Western Wilderness
This is where you travel to see some of the most significant World Heritage Areas on earth and the iconic sight of Cradle Mountain reflected in Dove Lake. It’s a place of ancient Gondwana landscapes, dense forests, wild rivers that tumble through steep gorges and wide deep lakes.
As you head into Queenstown, you enter another world and the road spirals for more than 90 bends down into what remains of the world’s richest gold and copper mine. When you reach Strahan, on Macquarie Harbour, you can take an exhilarating cruise to the wide ancient Gordon River; travel by narrow gauge railway across the mountain range; fly in to land on the Gordon River to search out a thousand-year-old Huon pine; or just relax and indulge in great food and wine. You can explore the area by four-wheel-drive, jet boat, kayak or sail the rivers and waterways and walk the long expanse of Ocean Beach. You are on the edge; from here – more than 11,000 kilometres (6,800 miles) west – is South America.
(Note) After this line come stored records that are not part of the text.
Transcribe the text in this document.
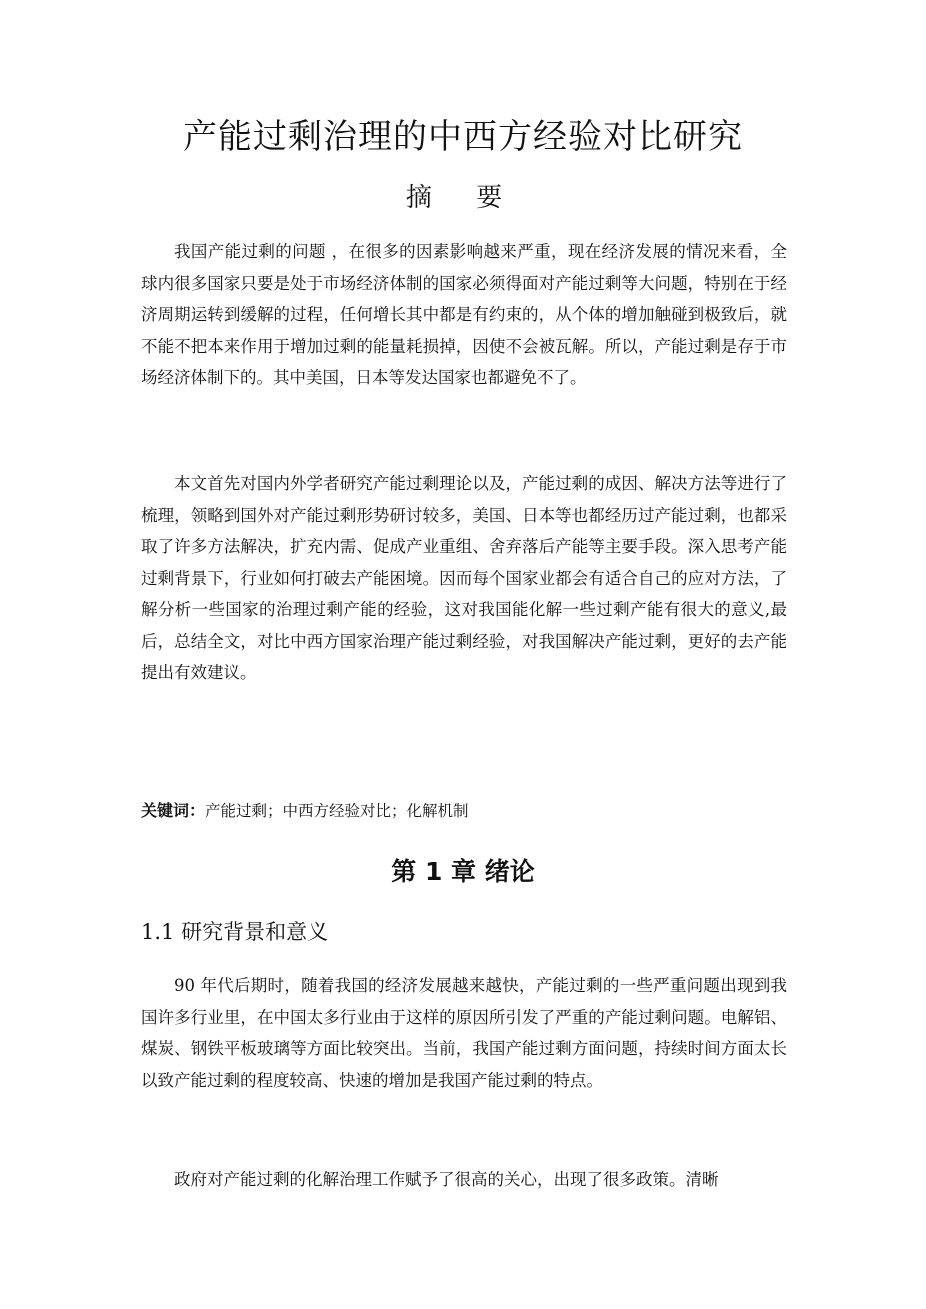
产能过剩治理的中西方经验对比研究
摘 要

我国产能过剩的问题 ，在很多的因素影响越来严重，现在经济发展的情况来看，全球内很多国家只要是处于市场经济体制的国家必须得面对产能过剩等大问题，特别在于经济周期运转到缓解的过程，任何增长其中都是有约束的，从个体的增加触碰到极致后，就不能不把本来作用于增加过剩的能量耗损掉，因使不会被瓦解。所以，产能过剩是存于市场经济体制下的。其中美国，日本等发达国家也都避免不了。

本文首先对国内外学者研究产能过剩理论以及，产能过剩的成因、解决方法等进行了梳理，领略到国外对产能过剩形势研讨较多，美国、日本等也都经历过产能过剩，也都采取了许多方法解决，扩充内需、促成产业重组、舍弃落后产能等主要手段。深入思考产能过剩背景下，行业如何打破去产能困境。因而每个国家业都会有适合自己的应对方法，了解分析一些国家的治理过剩产能的经验，这对我国能化解一些过剩产能有很大的意义,最后，总结全文，对比中西方国家治理产能过剩经验，对我国解决产能过剩，更好的去产能提出有效建议。

关键词：产能过剩；中西方经验对比；化解机制
第 1 章 绪论
1.1 研究背景和意义

90 年代后期时，随着我国的经济发展越来越快，产能过剩的一些严重问题出现到我国许多行业里，在中国太多行业由于这样的原因所引发了严重的产能过剩问题。电解铝、煤炭、钢铁平板玻璃等方面比较突出。当前，我国产能过剩方面问题，持续时间方面太长以致产能过剩的程度较高、快速的增加是我国产能过剩的特点。

政府对产能过剩的化解治理工作赋予了很高的关心，出现了很多政策。清晰
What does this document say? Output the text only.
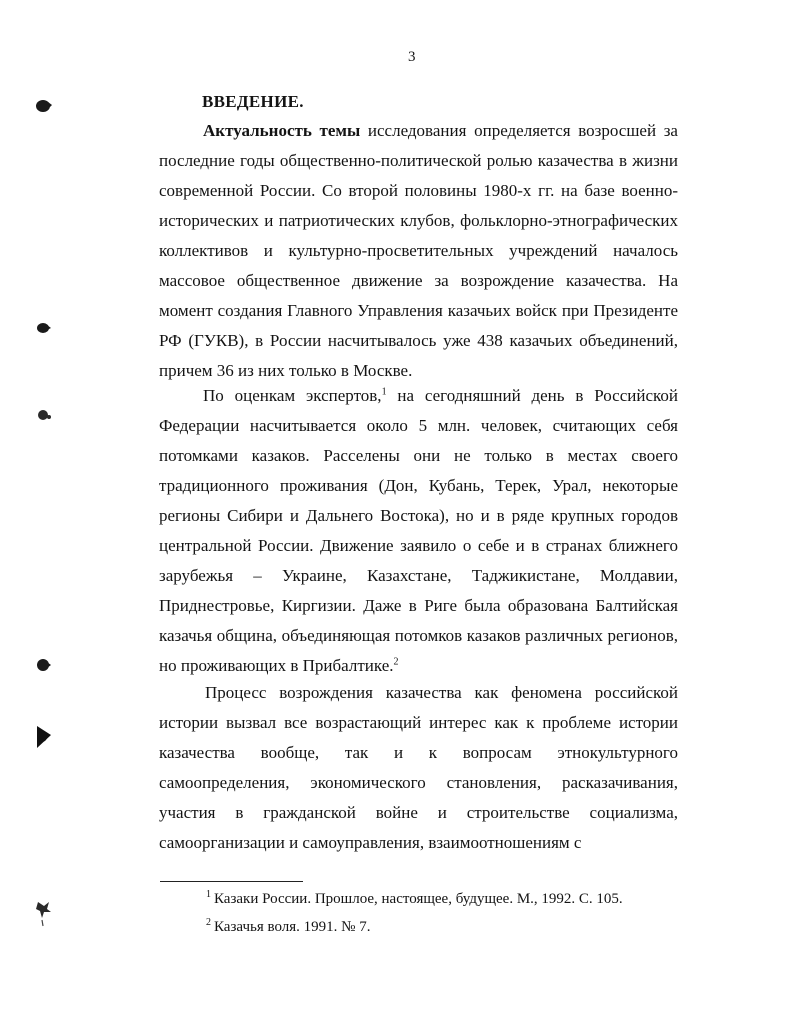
3
ВВЕДЕНИЕ.

Актуальность темы исследования определяется возросшей за последние годы общественно-политической ролью казачества в жизни современной России. Со второй половины 1980-х гг. на базе военно-исторических и патриотических клубов, фольклорно-этнографических коллективов и культурно-просветительных учреждений началось массовое общественное движение за возрождение казачества. На момент создания Главного Управления казачьих войск при Президенте РФ (ГУКВ), в России насчитывалось уже 438 казачьих объединений, причем 36 из них только в Москве.

По оценкам экспертов,$^1$ на сегодняшний день в Российской Федерации насчитывается около 5 млн. человек, считающих себя потомками казаков. Расселены они не только в местах своего традиционного проживания (Дон, Кубань, Терек, Урал, некоторые регионы Сибири и Дальнего Востока), но и в ряде крупных городов центральной России. Движение заявило о себе и в странах ближнего зарубежья – Украине, Казахстане, Таджикистане, Молдавии, Приднестровье, Киргизии. Даже в Риге была образована Балтийская казачья община, объединяющая потомков казаков различных регионов, но проживающих в Прибалтике.$^2$

Процесс возрождения казачества как феномена российской истории вызвал все возрастающий интерес как к проблеме истории казачества вообще, так и к вопросам этнокультурного самоопределения, экономического становления, расказачивания, участия в гражданской войне и строительстве социализма, самоорганизации и самоуправления, взаимоотношениям с

$^1$ Казаки России. Прошлое, настоящее, будущее. М., 1992. С. 105.
$^2$ Казачья воля. 1991. № 7.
From Queenstown drive north along the Western Explorer, an unsealed highway, that takes you to the world’s largest remaining stretch of temperate rainforest – the Tarkine. When you reach the lower reaches of the Pieman River you board a simple vehicular barge across the River. The little town of Corinna is the perfect place to stay to explore this area. In Zeehan, once a wealthy silver town, stop for a while and explore the West Coast Pioneers Memorial Museum where you can learn of the town’s rollicking mining past. Further north are the tiny historic towns of Rosebery and Tullah that once housed hundreds of miners but are now quiet and peaceful. Look out for Montezuma Falls our tallest waterfall, near Rosebery.
The jagged peaks of Cradle Mountain marks the boundary of this wild and ancient area. If you are approaching the Western Wilderness from there you will pass through Mole Creek with its nearby caves.